In September 2017, Ms. DeVivo’s website, using the domain name engirlneer.com, went online and it prominently featured the ENGIRLNEER mark in large lettering on the top of every page. The website contained a series of young fictional female characters with interests in STEM-related fields. Although it did not directly refer to them as “engirlneers,” one webpage included the heading “The Engirlneers” above a depiction of the characters. By November 11, 2017, her downloadable book about such characters had been added to her website.
About one week after Ms. DeVivo’s book appeared on her website, Celeste Ortiz filed an intent to use application to register the standard character mark ENGIRLNEER for sweatshirts and shirts, cups and mugs, and lanyards for holding badges and keys.
Ms. DeVivo opposed that application in the Trademark Trial and Appeal Board (TTAB) based on her earlier uses of the same unregistered mark.
The TTAB sustained the opposition. It found that Ms. DeVivo had established priority of use for the mark ENGIRLNEER in connection with her website and her downloadable children’s book. Further, it found that the term ENGIRLNEER served more than just as the source identifier for the physical book but also served to inform the public about the quality and suitability of the subject matter of the book.

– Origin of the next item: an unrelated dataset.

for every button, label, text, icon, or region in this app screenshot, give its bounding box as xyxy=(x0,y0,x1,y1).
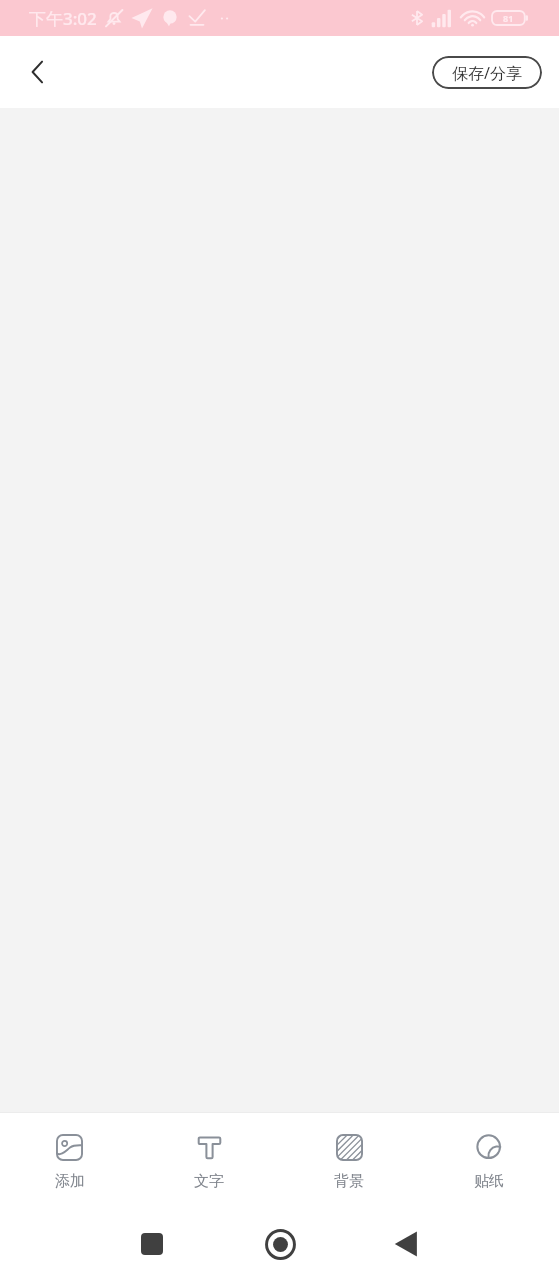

Even though ENGIRLNEERS was in the book’s title, the TTAB found the term ENGIRLNEER to be protectable as a mark. The TTAB was influenced by that term’s additional placement, apart from the title, in the circular seal on the first and last pages, and its second page invitation to the reader to ”learn how to become an engirlneer.” It also noted Ms. DeVivo’s maintenance of and updates to, her ENGIRLNEER webpages containing educational information in the STEM fields for young women and girls pursuing a career in these fields.
The TTAB went on to find that the applied-for goods were all commercially related to books and the provision of educational and professional information in the STEM fields. Because the marks were identical, the required degree of similarity of the goods or services to find a likelihood of confusion was diminished. The TTAB stated that the goods would be sufficiently related if they would or could be encountered by the same persons under circumstances that could give rise to the mistaken belief that they originate from the same source. TTAB found that Ms. Ortiz’ goods were of a type that tended to be collateral goods, were low-priced goods subject to impulse purchasing, and that third-party registrations suggested that the parties’ goods and services were of a type that might emanate from a single source.
It is well established that the repeated use of a term in the titles of a series of books can be protected and registered as a trademark. But in addition, the use of a term in the title of a single book also may enjoy protection if that term is used elsewhere in the book in a manner that purchasers would regard as a trademark designating the source of the book and is used on a website promoting the same subject matter.
Shannon DeVivo v. Celeste Ortiz, Opposition No. 91242863 (T.T.A.B. March 11, 2020).